Ed Marston: Not favoring Tipton
To the editor:To the editor:
To the editor:
Your Colorado neighbor to the south, Delta County, has its challenges. We just lost 800 coal mining jobs and the surviving 200 are none too secure. That’s caused many families with children to leave, hitting our schools hard.
But the word is out that Delta County is a wonderful place to live and work. My town of Paonia, for example, is only the second one in Colorado to have gigabit Internet service at reasonable prices. Paonia’s main street has few vacancies, and lots of life, day and evening.
Unfortunately, there is a cloud on our horizon: Congressman Scott Tipton. He has mounted a YouTube video titled “Gail Schwartz’s War on Coal devastated Delta.” It’s about three minutes long, and ends with a distant photo of three seemingly abandoned concrete silos. Visual proof that mine closings have “devastated” Delta County.
But those silos aren’t about coal. They once held sugar beets. Now they hold grain to feed Delta County’s many chickens. Sugar beets went its way; Delta County adapted.

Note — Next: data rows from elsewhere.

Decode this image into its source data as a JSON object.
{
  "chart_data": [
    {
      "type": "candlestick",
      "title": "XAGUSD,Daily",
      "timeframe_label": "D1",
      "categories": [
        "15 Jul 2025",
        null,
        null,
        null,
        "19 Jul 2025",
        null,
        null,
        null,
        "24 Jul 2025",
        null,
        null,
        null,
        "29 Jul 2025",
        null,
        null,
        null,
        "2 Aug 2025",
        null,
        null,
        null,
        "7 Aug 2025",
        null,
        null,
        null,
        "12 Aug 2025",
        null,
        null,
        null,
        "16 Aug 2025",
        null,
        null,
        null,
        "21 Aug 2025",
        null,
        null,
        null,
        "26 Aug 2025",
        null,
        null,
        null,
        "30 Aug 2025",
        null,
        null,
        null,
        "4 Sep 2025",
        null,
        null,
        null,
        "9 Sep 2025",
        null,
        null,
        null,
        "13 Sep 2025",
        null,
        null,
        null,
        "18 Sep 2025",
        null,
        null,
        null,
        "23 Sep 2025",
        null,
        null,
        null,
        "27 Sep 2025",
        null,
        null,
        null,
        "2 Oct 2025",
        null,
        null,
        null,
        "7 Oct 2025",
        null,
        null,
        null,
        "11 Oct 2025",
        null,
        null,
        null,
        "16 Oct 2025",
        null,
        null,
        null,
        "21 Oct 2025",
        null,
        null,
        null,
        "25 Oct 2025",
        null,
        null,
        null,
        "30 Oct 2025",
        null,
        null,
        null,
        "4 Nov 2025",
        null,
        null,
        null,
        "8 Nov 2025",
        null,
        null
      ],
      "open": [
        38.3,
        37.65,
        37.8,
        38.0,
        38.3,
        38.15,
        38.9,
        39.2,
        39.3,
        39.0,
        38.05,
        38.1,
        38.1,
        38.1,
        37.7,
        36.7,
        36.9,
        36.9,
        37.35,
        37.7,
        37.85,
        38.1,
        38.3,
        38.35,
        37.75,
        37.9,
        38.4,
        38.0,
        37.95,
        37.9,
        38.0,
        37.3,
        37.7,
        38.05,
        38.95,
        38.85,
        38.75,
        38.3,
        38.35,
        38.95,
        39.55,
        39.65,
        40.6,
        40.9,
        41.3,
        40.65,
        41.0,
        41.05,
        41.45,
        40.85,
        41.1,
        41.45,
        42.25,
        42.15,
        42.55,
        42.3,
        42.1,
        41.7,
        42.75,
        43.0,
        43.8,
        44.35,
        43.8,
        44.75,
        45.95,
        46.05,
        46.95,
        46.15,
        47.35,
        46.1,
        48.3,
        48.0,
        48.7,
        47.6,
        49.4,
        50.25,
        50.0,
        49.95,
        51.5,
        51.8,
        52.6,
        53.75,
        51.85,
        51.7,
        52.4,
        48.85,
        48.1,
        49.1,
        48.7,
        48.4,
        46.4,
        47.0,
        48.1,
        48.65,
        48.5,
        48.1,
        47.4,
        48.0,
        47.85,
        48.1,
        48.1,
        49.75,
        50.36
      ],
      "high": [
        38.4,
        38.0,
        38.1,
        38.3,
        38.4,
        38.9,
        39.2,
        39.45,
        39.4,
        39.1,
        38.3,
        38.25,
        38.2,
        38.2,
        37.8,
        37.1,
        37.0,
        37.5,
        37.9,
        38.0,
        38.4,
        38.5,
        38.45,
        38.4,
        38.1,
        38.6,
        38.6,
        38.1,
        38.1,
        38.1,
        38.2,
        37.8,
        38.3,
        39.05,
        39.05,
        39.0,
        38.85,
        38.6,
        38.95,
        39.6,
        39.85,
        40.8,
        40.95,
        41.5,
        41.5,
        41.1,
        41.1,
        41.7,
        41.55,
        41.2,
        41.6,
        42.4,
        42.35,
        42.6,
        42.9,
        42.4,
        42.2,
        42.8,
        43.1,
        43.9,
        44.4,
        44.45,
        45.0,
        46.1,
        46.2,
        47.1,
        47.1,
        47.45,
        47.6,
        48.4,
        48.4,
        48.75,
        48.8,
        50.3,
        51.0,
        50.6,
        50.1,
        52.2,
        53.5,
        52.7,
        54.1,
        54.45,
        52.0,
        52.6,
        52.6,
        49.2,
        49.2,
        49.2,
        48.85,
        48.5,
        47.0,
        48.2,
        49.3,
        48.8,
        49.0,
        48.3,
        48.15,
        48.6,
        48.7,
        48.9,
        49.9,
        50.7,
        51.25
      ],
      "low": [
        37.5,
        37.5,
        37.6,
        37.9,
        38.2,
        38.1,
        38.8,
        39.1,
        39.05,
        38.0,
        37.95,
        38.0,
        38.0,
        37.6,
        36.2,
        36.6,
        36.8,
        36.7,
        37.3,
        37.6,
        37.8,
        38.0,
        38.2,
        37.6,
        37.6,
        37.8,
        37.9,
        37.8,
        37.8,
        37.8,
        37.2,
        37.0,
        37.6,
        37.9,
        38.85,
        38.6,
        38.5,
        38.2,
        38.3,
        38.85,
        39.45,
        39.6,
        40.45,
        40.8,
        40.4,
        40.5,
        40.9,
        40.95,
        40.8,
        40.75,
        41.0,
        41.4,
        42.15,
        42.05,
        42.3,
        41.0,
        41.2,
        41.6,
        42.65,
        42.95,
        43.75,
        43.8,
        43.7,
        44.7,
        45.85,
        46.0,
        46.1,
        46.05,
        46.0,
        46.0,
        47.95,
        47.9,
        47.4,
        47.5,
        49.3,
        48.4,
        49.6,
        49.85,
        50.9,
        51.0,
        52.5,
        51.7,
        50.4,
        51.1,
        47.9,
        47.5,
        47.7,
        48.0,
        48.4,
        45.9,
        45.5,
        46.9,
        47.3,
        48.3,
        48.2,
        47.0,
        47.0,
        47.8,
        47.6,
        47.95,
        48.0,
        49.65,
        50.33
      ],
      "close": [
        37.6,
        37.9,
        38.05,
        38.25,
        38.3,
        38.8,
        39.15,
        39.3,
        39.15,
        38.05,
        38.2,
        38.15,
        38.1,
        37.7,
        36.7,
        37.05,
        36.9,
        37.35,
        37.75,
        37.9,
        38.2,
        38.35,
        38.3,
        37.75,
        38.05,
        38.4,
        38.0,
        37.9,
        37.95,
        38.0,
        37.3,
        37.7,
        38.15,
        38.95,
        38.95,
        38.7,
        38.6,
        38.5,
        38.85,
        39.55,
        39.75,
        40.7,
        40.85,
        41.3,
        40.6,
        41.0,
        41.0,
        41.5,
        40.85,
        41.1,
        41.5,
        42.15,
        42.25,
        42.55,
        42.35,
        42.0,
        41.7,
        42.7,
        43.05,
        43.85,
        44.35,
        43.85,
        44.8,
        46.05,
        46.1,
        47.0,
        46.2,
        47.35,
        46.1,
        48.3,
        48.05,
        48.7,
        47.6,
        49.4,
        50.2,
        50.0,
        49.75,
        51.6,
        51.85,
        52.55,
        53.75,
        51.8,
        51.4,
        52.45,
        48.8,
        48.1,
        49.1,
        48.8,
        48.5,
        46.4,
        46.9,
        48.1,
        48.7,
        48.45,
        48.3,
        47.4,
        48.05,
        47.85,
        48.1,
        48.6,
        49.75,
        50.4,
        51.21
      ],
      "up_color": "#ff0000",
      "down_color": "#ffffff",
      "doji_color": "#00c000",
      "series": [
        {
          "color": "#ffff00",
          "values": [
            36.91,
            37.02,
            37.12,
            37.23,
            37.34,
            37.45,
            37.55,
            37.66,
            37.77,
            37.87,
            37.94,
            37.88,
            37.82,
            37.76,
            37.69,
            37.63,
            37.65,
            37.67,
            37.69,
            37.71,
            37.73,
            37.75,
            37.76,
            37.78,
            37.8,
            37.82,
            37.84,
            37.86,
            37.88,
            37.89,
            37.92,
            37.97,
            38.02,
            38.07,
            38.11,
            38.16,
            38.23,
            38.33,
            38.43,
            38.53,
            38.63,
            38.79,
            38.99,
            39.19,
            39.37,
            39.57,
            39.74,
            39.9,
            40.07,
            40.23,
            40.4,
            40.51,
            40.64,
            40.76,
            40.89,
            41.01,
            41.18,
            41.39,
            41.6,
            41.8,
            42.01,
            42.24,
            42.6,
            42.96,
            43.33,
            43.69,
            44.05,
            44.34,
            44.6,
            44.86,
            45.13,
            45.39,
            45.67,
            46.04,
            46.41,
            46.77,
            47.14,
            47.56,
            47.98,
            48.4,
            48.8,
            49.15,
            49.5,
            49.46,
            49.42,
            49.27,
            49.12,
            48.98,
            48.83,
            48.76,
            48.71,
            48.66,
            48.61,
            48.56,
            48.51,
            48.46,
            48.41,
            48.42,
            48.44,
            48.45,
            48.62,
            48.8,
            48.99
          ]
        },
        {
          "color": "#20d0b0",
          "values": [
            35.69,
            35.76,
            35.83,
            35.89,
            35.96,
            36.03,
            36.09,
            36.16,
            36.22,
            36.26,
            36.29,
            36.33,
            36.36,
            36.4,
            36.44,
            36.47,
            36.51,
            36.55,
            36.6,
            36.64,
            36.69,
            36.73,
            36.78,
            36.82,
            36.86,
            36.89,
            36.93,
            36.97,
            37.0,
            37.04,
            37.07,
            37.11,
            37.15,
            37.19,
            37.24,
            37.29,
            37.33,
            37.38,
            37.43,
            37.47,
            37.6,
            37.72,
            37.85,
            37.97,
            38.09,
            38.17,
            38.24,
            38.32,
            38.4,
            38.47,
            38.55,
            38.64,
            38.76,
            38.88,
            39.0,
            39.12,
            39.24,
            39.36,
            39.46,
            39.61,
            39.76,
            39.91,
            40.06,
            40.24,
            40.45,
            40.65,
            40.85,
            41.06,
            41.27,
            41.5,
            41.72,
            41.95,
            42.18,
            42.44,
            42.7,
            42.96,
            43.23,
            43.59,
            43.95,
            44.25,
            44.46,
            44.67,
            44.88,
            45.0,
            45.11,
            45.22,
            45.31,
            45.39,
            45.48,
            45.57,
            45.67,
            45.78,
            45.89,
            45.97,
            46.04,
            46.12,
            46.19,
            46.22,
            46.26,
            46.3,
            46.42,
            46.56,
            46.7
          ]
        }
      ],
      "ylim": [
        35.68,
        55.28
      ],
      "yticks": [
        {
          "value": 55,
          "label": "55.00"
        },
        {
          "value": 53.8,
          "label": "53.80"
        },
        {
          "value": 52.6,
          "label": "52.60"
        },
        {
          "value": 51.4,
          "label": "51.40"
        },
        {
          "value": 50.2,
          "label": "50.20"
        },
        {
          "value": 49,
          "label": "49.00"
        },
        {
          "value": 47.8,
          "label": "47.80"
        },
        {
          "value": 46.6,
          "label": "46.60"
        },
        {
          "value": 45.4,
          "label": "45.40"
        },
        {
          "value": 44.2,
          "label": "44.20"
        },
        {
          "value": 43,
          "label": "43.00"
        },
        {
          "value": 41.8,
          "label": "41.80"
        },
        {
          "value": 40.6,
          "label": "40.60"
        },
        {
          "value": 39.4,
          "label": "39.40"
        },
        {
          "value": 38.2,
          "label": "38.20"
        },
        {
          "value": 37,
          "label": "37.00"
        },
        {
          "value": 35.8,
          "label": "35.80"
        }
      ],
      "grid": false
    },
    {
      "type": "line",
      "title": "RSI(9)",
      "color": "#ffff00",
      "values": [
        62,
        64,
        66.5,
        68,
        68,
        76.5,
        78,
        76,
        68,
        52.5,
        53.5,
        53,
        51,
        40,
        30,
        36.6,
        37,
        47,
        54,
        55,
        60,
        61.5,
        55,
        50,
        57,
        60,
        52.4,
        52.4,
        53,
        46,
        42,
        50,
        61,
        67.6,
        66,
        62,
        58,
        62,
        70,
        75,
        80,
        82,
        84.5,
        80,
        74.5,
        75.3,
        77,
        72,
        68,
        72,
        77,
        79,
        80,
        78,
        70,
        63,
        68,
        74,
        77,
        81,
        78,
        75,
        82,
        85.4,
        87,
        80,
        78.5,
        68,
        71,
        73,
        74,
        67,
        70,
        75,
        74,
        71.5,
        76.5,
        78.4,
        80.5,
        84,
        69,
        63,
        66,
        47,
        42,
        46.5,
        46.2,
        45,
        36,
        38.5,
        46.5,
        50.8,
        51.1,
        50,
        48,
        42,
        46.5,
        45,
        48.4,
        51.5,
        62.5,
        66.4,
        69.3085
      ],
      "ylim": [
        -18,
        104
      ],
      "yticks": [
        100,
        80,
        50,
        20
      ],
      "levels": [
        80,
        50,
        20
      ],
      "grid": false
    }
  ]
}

There’s a shot of the old Armory near the Delta Post Office — shut long ago, when the local coal industry was booming. Another photo is of the old City Market building in Delta. City Market moved to a larger store years ago. Progress, not “devastation.”
While funeral music plays, Tipton’s video says: “Housing values in the area are falling.” Not true. In the Paonia and Hotchkiss area, where the coal mines are concentrated, rentals can’t be had and houses sell at good prices. People want to live here. After several years of falling enrollment, the school population grew this fall. Families with children are moving here.
Yes, Delta County and its North Fork Valley have taken body blows: 800 lost jobs in a 33,000 population county. Still, even though our own congressman is kicking us, we are doing pretty well. We are adapting to change.
But Delta County’s ongoing recovery doesn’t fit Tipton’s need to attack Gail Schwartz. In order to get her, he personally slandered (“I approve this message”) an entire rural county.